Chris survived 112 days in the Denali area. But after eating some moldy wild potato seeds, he became sick and died of stavation. Krakauer surmises that McCandless died from the mold (Rhizoctonia leguminicola) which "produces a potent alkaloid called swainsonine" which also is known to kill livestock who eat damp forage.
The book also digresses a few times and devotes chapters to other adventures. One chapter discusses other men who have tried face the land of Alaska alone. Some failed while others succeded. He also devotes a chapter to Everett Ruess, who similiar to McCandless, lived off the land (in Utah and Arizona), but who disappeared and nothing is known of his death (if indeed he died). The author also sets aside one chapter to explain his fight with the Devil's Thumb ... a legendary mountain in Alaska.
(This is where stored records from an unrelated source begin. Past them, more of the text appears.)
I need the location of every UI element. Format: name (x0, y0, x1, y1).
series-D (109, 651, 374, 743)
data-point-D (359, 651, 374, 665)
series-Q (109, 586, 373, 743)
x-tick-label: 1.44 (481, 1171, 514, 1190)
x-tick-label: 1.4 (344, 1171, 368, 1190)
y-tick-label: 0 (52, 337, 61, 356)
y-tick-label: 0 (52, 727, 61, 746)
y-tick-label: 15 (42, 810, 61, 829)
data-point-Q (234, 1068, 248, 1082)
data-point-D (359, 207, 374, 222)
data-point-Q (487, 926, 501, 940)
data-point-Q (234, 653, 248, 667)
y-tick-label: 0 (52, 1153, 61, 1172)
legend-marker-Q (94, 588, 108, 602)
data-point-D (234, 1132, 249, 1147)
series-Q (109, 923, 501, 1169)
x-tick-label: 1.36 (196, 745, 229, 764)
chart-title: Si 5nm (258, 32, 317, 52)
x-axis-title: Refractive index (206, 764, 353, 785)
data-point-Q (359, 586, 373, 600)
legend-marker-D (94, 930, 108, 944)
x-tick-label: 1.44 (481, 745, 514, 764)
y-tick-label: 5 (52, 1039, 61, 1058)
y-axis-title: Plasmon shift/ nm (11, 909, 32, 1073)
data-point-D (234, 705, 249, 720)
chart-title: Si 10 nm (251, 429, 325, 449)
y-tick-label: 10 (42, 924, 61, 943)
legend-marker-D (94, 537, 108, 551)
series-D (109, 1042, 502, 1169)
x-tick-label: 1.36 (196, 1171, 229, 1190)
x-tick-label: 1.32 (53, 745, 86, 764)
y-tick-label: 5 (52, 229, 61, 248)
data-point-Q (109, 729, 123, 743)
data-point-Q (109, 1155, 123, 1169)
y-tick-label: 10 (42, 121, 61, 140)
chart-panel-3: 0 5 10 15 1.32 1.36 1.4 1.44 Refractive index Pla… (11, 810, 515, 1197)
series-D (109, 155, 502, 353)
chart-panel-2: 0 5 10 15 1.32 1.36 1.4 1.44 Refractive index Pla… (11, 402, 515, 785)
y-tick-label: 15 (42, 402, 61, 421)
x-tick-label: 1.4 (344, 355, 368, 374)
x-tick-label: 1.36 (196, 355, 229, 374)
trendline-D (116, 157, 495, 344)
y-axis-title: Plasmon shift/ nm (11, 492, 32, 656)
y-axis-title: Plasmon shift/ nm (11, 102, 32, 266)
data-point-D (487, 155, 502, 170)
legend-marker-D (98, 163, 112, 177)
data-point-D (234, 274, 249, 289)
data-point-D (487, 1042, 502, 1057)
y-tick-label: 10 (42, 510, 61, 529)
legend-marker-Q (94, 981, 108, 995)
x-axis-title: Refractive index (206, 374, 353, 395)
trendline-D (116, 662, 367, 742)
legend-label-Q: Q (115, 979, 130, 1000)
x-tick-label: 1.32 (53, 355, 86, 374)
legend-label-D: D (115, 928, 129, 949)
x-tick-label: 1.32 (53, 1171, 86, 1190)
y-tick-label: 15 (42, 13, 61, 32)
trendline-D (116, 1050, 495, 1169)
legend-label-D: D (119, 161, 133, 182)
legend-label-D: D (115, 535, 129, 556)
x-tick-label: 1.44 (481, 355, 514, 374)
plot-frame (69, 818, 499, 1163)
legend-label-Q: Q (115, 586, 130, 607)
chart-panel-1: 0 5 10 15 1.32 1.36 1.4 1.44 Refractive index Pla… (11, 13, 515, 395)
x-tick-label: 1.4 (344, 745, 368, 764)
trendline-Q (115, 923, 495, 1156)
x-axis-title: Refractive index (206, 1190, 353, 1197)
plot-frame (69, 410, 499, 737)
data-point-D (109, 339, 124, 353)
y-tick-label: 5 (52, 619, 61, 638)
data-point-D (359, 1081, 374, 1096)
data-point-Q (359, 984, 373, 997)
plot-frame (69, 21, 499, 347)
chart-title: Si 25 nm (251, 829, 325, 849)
The one thing that bothered me about the book was how the author took his sweet time in telling the story. He digressed quite a few times to explain the lives of other adventurers like McCandless. He also injected quite a bit of personal history into the book too. But once I realized he was going to do this, I just sat back and enjoyed the ride.
What amazes me is that there are a lot of people who wander. There seems to be a whole culture around hitch hiking, living off the land and having little or no possessions. If ever there is a nuclear holocaust and these people are the only ones who survive, our new civilization will be quite different from the one we live in today.